How Can Investment in GreenTech Companies Accelerate the Transition to a Greener Economy?
Article written by Luigi, from Barn’s investment team.
The Green Transition Is Essential for a Sustainable Future
In the current global scenario, population growth and rising average income are driving an increased demand for goods and services. This demand is often met through the expanded use of natural resources, especially land for food production. According to FAO, by 2050, we will need to increase food production by 70% in a much more efficient and cost-effective manner to meet global demand. This will require enhancing the productivity of our current agricultural land and expanding its use.
In the face of mounting environmental challenges, the green economy emerges as a model to counter these trends. It proposes changes in policies and incentives to foster growth, social progress, and well-being, all while conserving and sustainably using natural resources and maintaining strict pollution control. Moreover, our region of Latin America bears a significant responsibility in ensuring food security to meet future demands.
The rapid growth of the green economy into the financial market can be attributed to a more informed and discerning society that is changing its consumption habits, forcing businesses to adapt their production methods and adopt more sustainable practices. Alongside this, both the private and public sectors are nearing their respective deadlines for achieving a Net Zero Economy, some by 2030, others by 2040, 2050, and beyond. The complexity of meeting net-zero targets is driving the urgency for innovative solutions.
In the coming decades, we will witness a significant population surge while simultaneously striving to achieve the net zero target. In this critical context, the only viable path forward lies in a twofold approach: enhancing agricultural yields and expanding cultivated land. To accomplish this, we must adopt more innovative, efficient, and sustainable practices.
In addition to the global efforts for a sustainable future, we believe that focusing on the geographical competitive advantages of certain countries, like Brazil, can significantly accelerate the green transition. The rich natural heritage of Latin America and Caribbean is key to maintaining the world’s environmental dynamics and ecological balance. The rural areas of the region contain 50% of the world’s biodiversity, 23% of forests, ⅓ of all fresh water and 12% of cultivated lands.
This natural heritage provides the basis for an abundant and diverse agricultural and food production, which employs and nourishes hundreds of millions of people. The region currently contributes 14% of global agricultural production and 23% of global exports of agricultural and fisheries products. Apart from the agricultural sector, our energy matrix stands out as one of the most renewable in the world, thanks to abundant sunlight, water and wind potential.
However, very little has been done in the waste management sector, with very low recycling rates, indicating the need for stronger regulatory frameworks.
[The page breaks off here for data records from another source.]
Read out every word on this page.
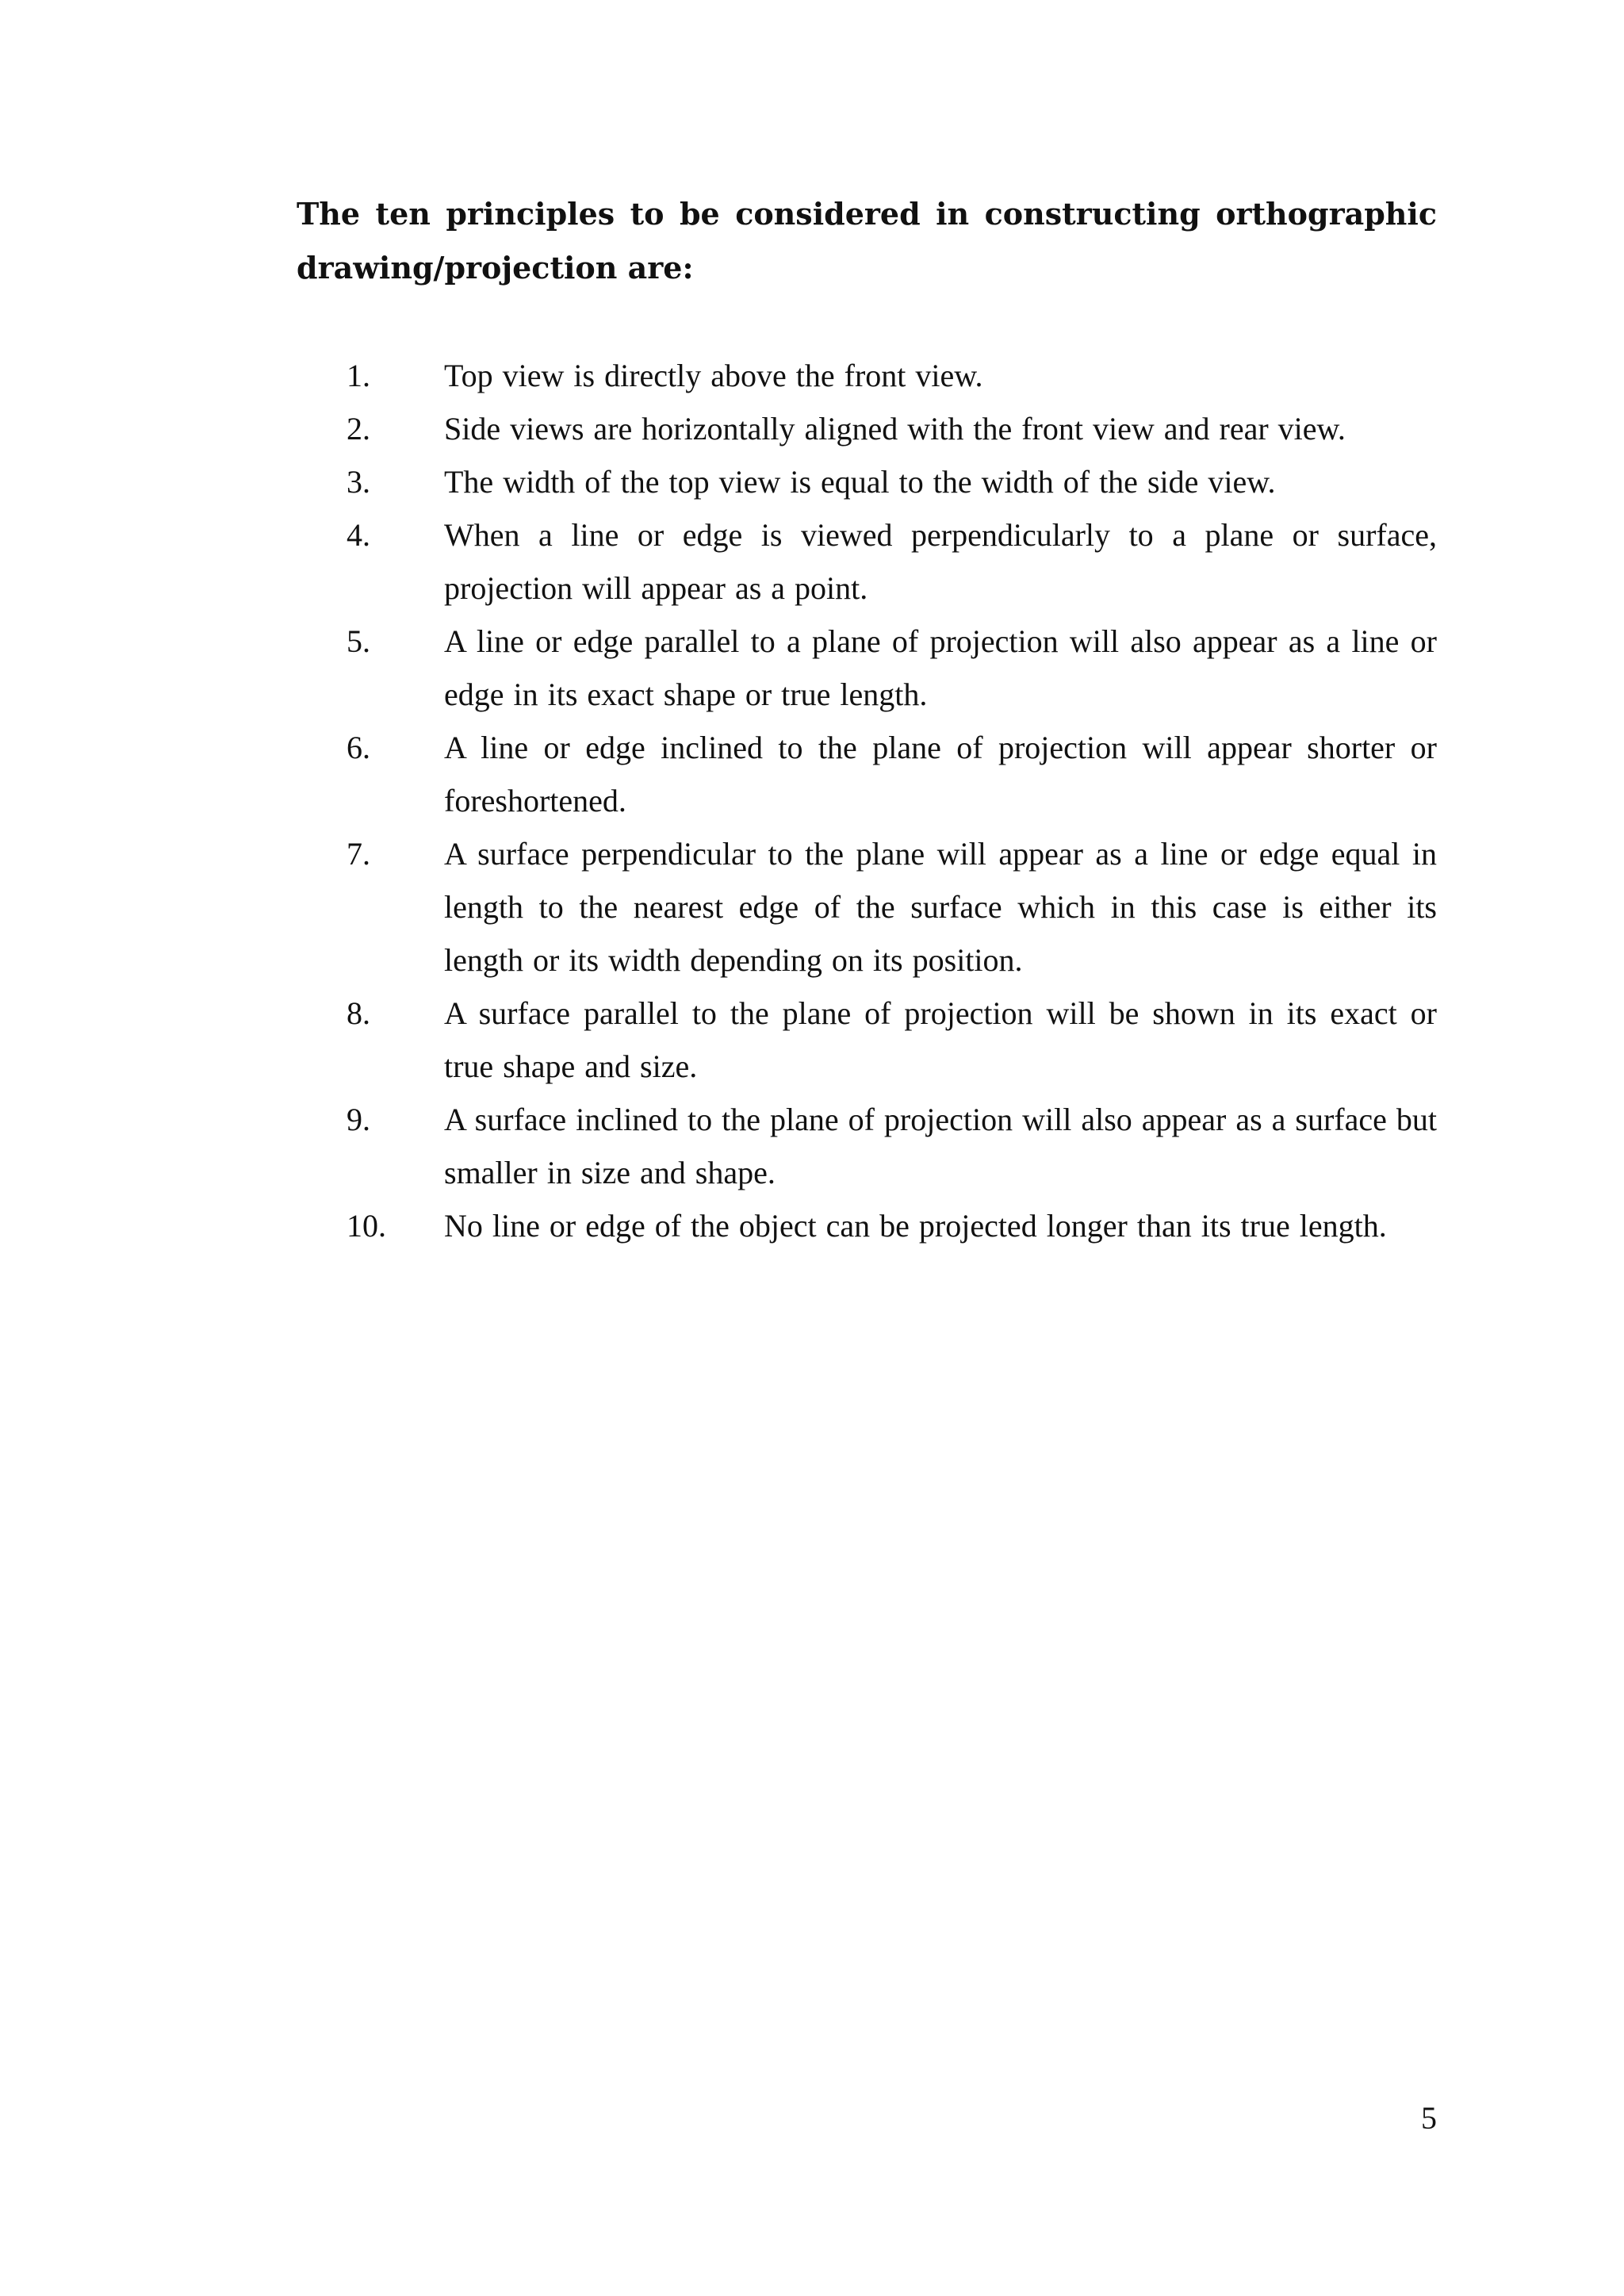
The ten principles to be considered in constructing orthographic drawing/projection are:

1. Top view is directly above the front view.
2. Side views are horizontally aligned with the front view and rear view.
3. The width of the top view is equal to the width of the side view.
4. When a line or edge is viewed perpendicularly to a plane or surface, projection will appear as a point.
5. A line or edge parallel to a plane of projection will also appear as a line or edge in its exact shape or true length.
6. A line or edge inclined to the plane of projection will appear shorter or foreshortened.
7. A surface perpendicular to the plane will appear as a line or edge equal in length to the nearest edge of the surface which in this case is either its length or its width depending on its position.
8. A surface parallel to the plane of projection will be shown in its exact or true shape and size.
9. A surface inclined to the plane of projection will also appear as a surface but smaller in size and shape.
10. No line or edge of the object can be projected longer than its true length.
5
The same applies to decarbonizing logistics, where we have seen an uptick in EV usage in recent years, but we are only just beginning to tap into its potential, given the region’s vast highway network and reliance on road transportation.
Technology: A Crucial Catalyst in Accelerating the Green Transition
Within the vast array of solutions that the investment market can offer to expedite the green transition, a crucial role is played by venture capital (VC) in supporting innovative startups with high growth potential. In recent years, we have witnessed a surge of capital flowing into the VC landscape, driven by the recognition of its unique ability to identify and nurture the most disruptive, efficient, and scalable companies poised to revolutionize large, often global markets.
In light of the abundance of mature greentech companies, it is crucial to clearly define the specific pain points and bottlenecks you aim to address from the outset. Within Barn’s greentech investment strategy, the selection process commences with identifying the most emission-intensive sectors within our region, thereby establishing the scope of our investment universe. We then deepdive into these sectors and sub-sectors to gain a comprehensive understanding of how venture capital funding can effectively influence their trajectories. In the context of Latin America, our primary focus lies in the sectors of agriculture (land-use), energy efficiency, logistics, and circular economy.
Agriculture stands as the primary contributor to Brazil’s greenhouse gas emissions, highlighting the crucial need for sustainable practices and innovation within the sector. For instance, one of the major hurdles in our agricultural sector is access to credit. In Brazil, as in many developing nations, small and mid-size farmers face several obstacles in securing financial credit and funds. This limited access to capital often results in small and mid-size farms (SMFs) that are generally less competitive, less efficient, and more financially strained, leading to an inefficient use of resources. The lack of access to capital also puts a strain on production capacity, generating more waste and, overall, increasing vulnerability to unpredictable events such as those triggered by climate change.
To reduce this challenge, we have invested in Agrolend, an AgFinTech that simplifies the financing process for small and medium-sized Brazilian rural producers that are usually undersupplied in credit to finance their agricultural inputs and technologies.
Circling back to our initial question, it is crucial to emphasize that our investment thesis reflects the key elements of our geographical competitive advantages and the recognition of market inefficiencies as catalysts for innovation and the transition to a greener economy. As Venture Capital investors, our primary objective will always be to identify and invest in groundbreaking technology applications and scale the most efficient solutions that the global market demands, while recognizing that these solutions often originate in specific regions. Therefore, a deep understanding of these regions is essential to fully capture the value of the green transition.